En te pré­sen­tant en toute ami­tié ces objec­tions par la voie de notre petite revue « Témoins », je n’entends pas m’ériger en arbitre entre Brup­ba­cher et toi, par exemple sur le point de savoir qui était le vrai Bakou­nine, ou même le vrai Brup­ba­cher. À vrai dire, je n’en sais trop rien, et dans la mesure où ils se sont eux-mêmes refu­sés à une vision moniste et tota­li­taire du monde, mon plu­ra­lisme s’accommode fort bien du leur.

Mon but était sur­tout de mettre l’accent sur le fait que le socia­lisme « scien­ti­fique » (mar­xiste et para­marxiste) a éle­vé des pré­ten­tions exor­bi­tantes et ne mérite pas ce nom. Il y a là une besogne urgente de salu­bri­té intel­lec­tuelle à laquelle il y aurait lieu de convier tous les esprits hon­nêtes et bien infor­més de ce temps.

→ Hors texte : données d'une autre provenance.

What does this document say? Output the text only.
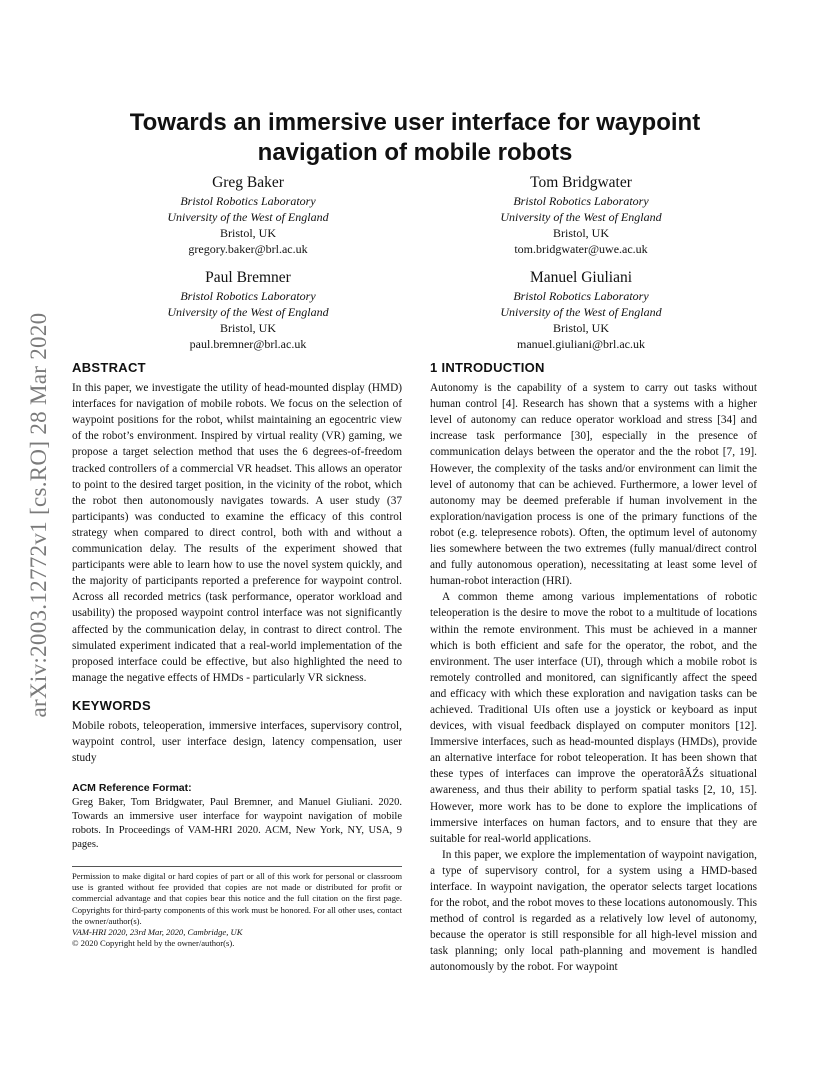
arXiv:2003.12772v1 [cs.RO] 28 Mar 2020
Towards an immersive user interface for waypoint navigation of mobile robots
Greg Baker
Bristol Robotics Laboratory
University of the West of England
Bristol, UK
gregory.baker@brl.ac.uk
Tom Bridgwater
Bristol Robotics Laboratory
University of the West of England
Bristol, UK
tom.bridgwater@uwe.ac.uk
Paul Bremner
Bristol Robotics Laboratory
University of the West of England
Bristol, UK
paul.bremner@brl.ac.uk
Manuel Giuliani
Bristol Robotics Laboratory
University of the West of England
Bristol, UK
manuel.giuliani@brl.ac.uk
ABSTRACT

In this paper, we investigate the utility of head-mounted display (HMD) interfaces for navigation of mobile robots. We focus on the selection of waypoint positions for the robot, whilst maintaining an egocentric view of the robot’s environment. Inspired by virtual reality (VR) gaming, we propose a target selection method that uses the 6 degrees-of-freedom tracked controllers of a commercial VR headset. This allows an operator to point to the desired target position, in the vicinity of the robot, which the robot then autonomously navigates towards. A user study (37 participants) was conducted to examine the efficacy of this control strategy when compared to direct control, both with and without a communication delay. The results of the experiment showed that participants were able to learn how to use the novel system quickly, and the majority of participants reported a preference for waypoint control. Across all recorded metrics (task performance, operator workload and usability) the proposed waypoint control interface was not significantly affected by the communication delay, in contrast to direct control. The simulated experiment indicated that a real-world implementation of the proposed interface could be effective, but also highlighted the need to manage the negative effects of HMDs - particularly VR sickness.

KEYWORDS

Mobile robots, teleoperation, immersive interfaces, supervisory control, waypoint control, user interface design, latency compensation, user study

ACM Reference Format:

Greg Baker, Tom Bridgwater, Paul Bremner, and Manuel Giuliani. 2020. Towards an immersive user interface for waypoint navigation of mobile robots. In Proceedings of VAM-HRI 2020. ACM, New York, NY, USA, 9 pages.

Permission to make digital or hard copies of part or all of this work for personal or classroom use is granted without fee provided that copies are not made or distributed for profit or commercial advantage and that copies bear this notice and the full citation on the first page. Copyrights for third-party components of this work must be honored. For all other uses, contact the owner/author(s).
VAM-HRI 2020, 23rd Mar, 2020, Cambridge, UK
© 2020 Copyright held by the owner/author(s).
1 INTRODUCTION

Autonomy is the capability of a system to carry out tasks without human control [4]. Research has shown that a systems with a higher level of autonomy can reduce operator workload and stress [34] and increase task performance [30], especially in the presence of communication delays between the operator and the the robot [7, 19]. However, the complexity of the tasks and/or environment can limit the level of autonomy that can be achieved. Furthermore, a lower level of autonomy may be deemed preferable if human involvement in the exploration/navigation process is one of the primary functions of the robot (e.g. telepresence robots). Often, the optimum level of autonomy lies somewhere between the two extremes (fully manual/direct control and fully autonomous operation), necessitating at least some level of human-robot interaction (HRI).

A common theme among various implementations of robotic teleoperation is the desire to move the robot to a multitude of locations within the remote environment. This must be achieved in a manner which is both efficient and safe for the operator, the robot, and the environment. The user interface (UI), through which a mobile robot is remotely controlled and monitored, can significantly affect the speed and efficacy with which these exploration and navigation tasks can be achieved. Traditional UIs often use a joystick or keyboard as input devices, with visual feedback displayed on computer monitors [12]. Immersive interfaces, such as head-mounted displays (HMDs), provide an alternative interface for robot teleoperation. It has been shown that these types of interfaces can improve the operatorâĂŹs situational awareness, and thus their ability to perform spatial tasks [2, 10, 15]. However, more work has to be done to explore the implications of immersive interfaces on human factors, and to ensure that they are suitable for real-world applications.

In this paper, we explore the implementation of waypoint navigation, a type of supervisory control, for a system using a HMD-based interface. In waypoint navigation, the operator selects target locations for the robot, and the robot moves to these locations autonomously. This method of control is regarded as a relatively low level of autonomy, because the operator is still responsible for all high-level mission and task planning; only local path-planning and movement is handled autonomously by the robot. For waypoint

Enfin, j’ai vou­lu signa­ler en pas­sant à l’attention de nos amis le texte si remar­quable du Dr Pel­la­rin polé­mi­quant avec Lit­tré et posant, sur le ter­rain que je crois sain et fécond, les bases métho­do­lo­giques essen­tielles d’un socia­lisme apo­li­tique, micro­so­cio­lo­gique, volon­taire et cri­ti­co-expé­ri­men­tal. Ce socia­lisme convie les hommes de bonne foi, de bon sens et de bonne volon­té à essayer et per­fec­tion­ner les for­mules les plus diverses de vie en com­mun et à s’arrêter à celles qui leur convien­dront le mieux, sur la base de résul­tats vécus, humai­ne­ment et « scien­ti­fi­que­ment » contrôlés.